Ursachen und Therapie von Borderline-Persönlichkeitsstörungen

1. Ursachen

Obwohl viele empirische Studien über die Entstehung von Boderline-Persönlichkeitsstörungen existent sind und weiterhin durchgeführt werden, gibt es noch immer keinen bestimmten Grund bzw eine bestimmte Ursache, die für die Entstehung der Störung verantwortlich gemacht werden könnte.
Die Theorien stützen sich auf folgende 3 Hauptgründe:

1. psychologische Entwicklungswurzel
2. anlagebedingter Ursprung (biologisch und genetisch)
3. soziokulturelle Faktoren

Es wird allgemein angenommen, daß eine Kombination von neurologischen und sozialen Faktoren und frühkindliche Entwicklungserfahrungen für das Entstehen der Krankheit verantwortlich sind.

I. Psychologische Ursache

A)Wurzel in der Kindheit
Gemeint ist damit eine Störung in der wichtigen Interaktion zwischen dem Kind und seiner Bezugsperson, vor allem während der so bedeutenden ersten Lebensjahre. Gerade zwischen dem 18. und dem 30 Lebensmonat des Kindes kämpft es um seine Selbständigkeit und strebt nach Autonomie. Können Eltern diesem Drang des Kindes nicht nachgeben und halten sie es gewaltsam in einer oft ausschließlichen, kontrollierten Abhängigkeitsbeziehung, wird es in eine erstickende Art der Symbiose getrennt. Es bekommt keine Chance, sich von seinen Eltern zu lösen.
Der entgegengesetzte, extreme Fall sind Eltern, die sich über längere Zeiträume nur selten oder aber überhaupt nicht um das Kind kümmern. Dadurch werden dem Gefühlen und den Erfahrungen des Kindes nicht genug Aufmerksamkeit und Beachtung geschenkt.
Beide Verhaltensweisen können dazu führen, daß das Kind kein positives, stabiles "Ich"-Gefühl entwickelt. Es entsteht dadruch ein ständiges, intensives Bedürfnis nach Bindung und die chronische Angst, verlassen zu werden.

B) Traumata
Schwerste Traumata wie
- Verlust der Eltern
- andauernde Vernachlässigung
- wiederholte Abweisung
- körperlicher oder sexueller Mißbrauch

in den ersten Entwicklungsjahren steigern die Wahrscheinlichkeit des Auftretens einer Borderline-Persönlichkeitsstörung im Erwachsenenalter.

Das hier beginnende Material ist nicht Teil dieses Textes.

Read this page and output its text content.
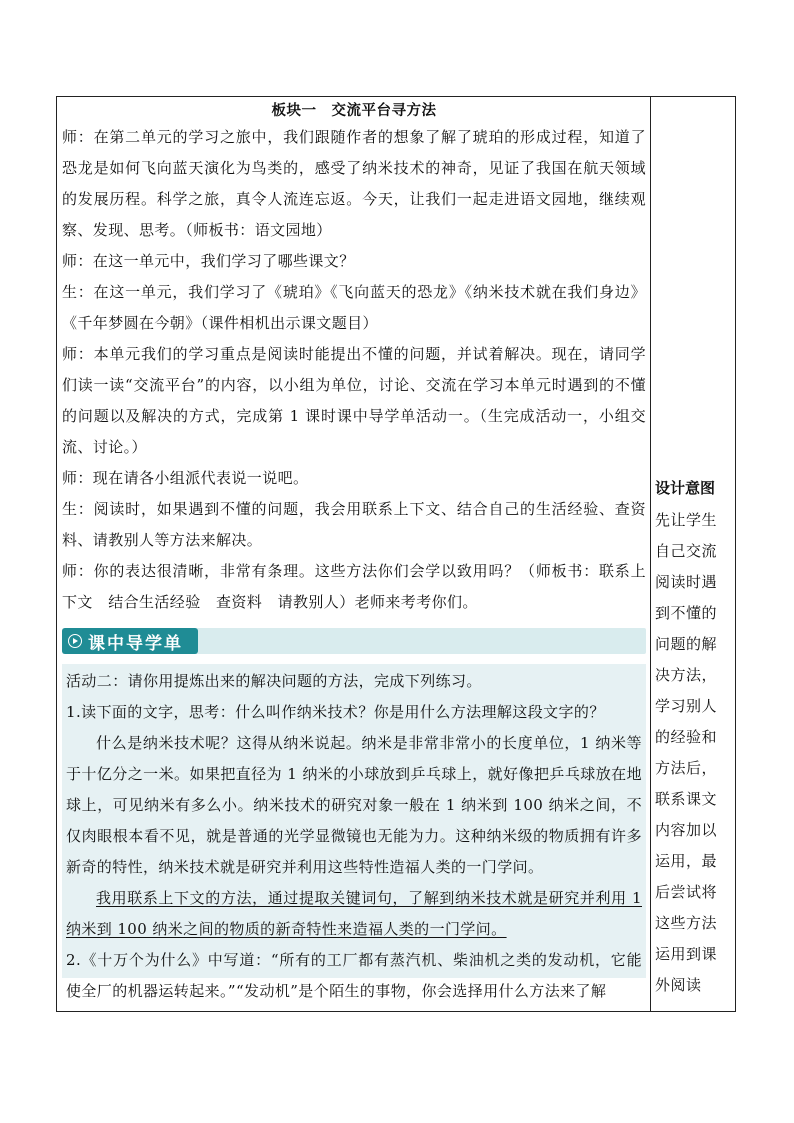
板块一　交流平台寻方法

师：在第二单元的学习之旅中，我们跟随作者的想象了解了琥珀的形成过程，知道了恐龙是如何飞向蓝天演化为鸟类的，感受了纳米技术的神奇，见证了我国在航天领域的发展历程。科学之旅，真令人流连忘返。今天，让我们一起走进语文园地，继续观察、发现、思考。（师板书：语文园地）

师：在这一单元中，我们学习了哪些课文？

生：在这一单元，我们学习了《琥珀》《飞向蓝天的恐龙》《纳米技术就在我们身边》《千年梦圆在今朝》（课件相机出示课文题目）

师：本单元我们的学习重点是阅读时能提出不懂的问题，并试着解决。现在，请同学们读一读“交流平台”的内容，以小组为单位，讨论、交流在学习本单元时遇到的不懂的问题以及解决的方式，完成第 1 课时课中导学单活动一。（生完成活动一，小组交流、讨论。）

师：现在请各小组派代表说一说吧。

生：阅读时，如果遇到不懂的问题，我会用联系上下文、结合自己的生活经验、查资料、请教别人等方法来解决。

师：你的表达很清晰，非常有条理。这些方法你们会学以致用吗？（师板书：联系上下文　结合生活经验　查资料　请教别人）老师来考考你们。

课中导学单

活动二：请你用提炼出来的解决问题的方法，完成下列练习。

1.读下面的文字，思考：什么叫作纳米技术？你是用什么方法理解这段文字的？

什么是纳米技术呢？这得从纳米说起。纳米是非常非常小的长度单位，1 纳米等于十亿分之一米。如果把直径为 1 纳米的小球放到乒乓球上，就好像把乒乓球放在地球上，可见纳米有多么小。纳米技术的研究对象一般在 1 纳米到 100 纳米之间，不仅肉眼根本看不见，就是普通的光学显微镜也无能为力。这种纳米级的物质拥有许多新奇的特性，纳米技术就是研究并利用这些特性造福人类的一门学问。

我用联系上下文的方法，通过提取关键词句，了解到纳米技术就是研究并利用 1 纳米到 100 纳米之间的物质的新奇特性来造福人类的一门学问。

2.《十万个为什么》中写道：“所有的工厂都有蒸汽机、柴油机之类的发动机，它能使全厂的机器运转起来。”“发动机”是个陌生的事物，你会选择用什么方法来了解

设计意图
先让学生自己交流阅读时遇到不懂的问题的解决方法，学习别人的经验和方法后，联系课文内容加以运用，最后尝试将这些方法运用到课外阅读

II. Anlagebedingte Ursachen

Einige Psychiater vertreten die Ansicht, daß biologische und genetische Faktoren bei der Entwicklung eienr Borderline-Persönlichkeitsstörung eine entscheidende Rolle spielen. Unterstützt wird diese Theorie durch die Tatsache, daß jeder einzelne auf die kümmerliche Kindererziehung und Traumata im Kindesalter unterschiedliche Reaktionen zeigt. Daher geht man davon aus, daß die biologische Veranlagung eine große Rolle spielt.

A) Biochemisches Ungleichgewicht
Diese Theorie geht davon aus, daß die Borderline-Persönlichkeitsstörung zumindest teilweise das Ergebnis eines biochemischen Ungleichgewichts sei, das auch bei anderen psychischen Erkrankungen eine Rolle spielt.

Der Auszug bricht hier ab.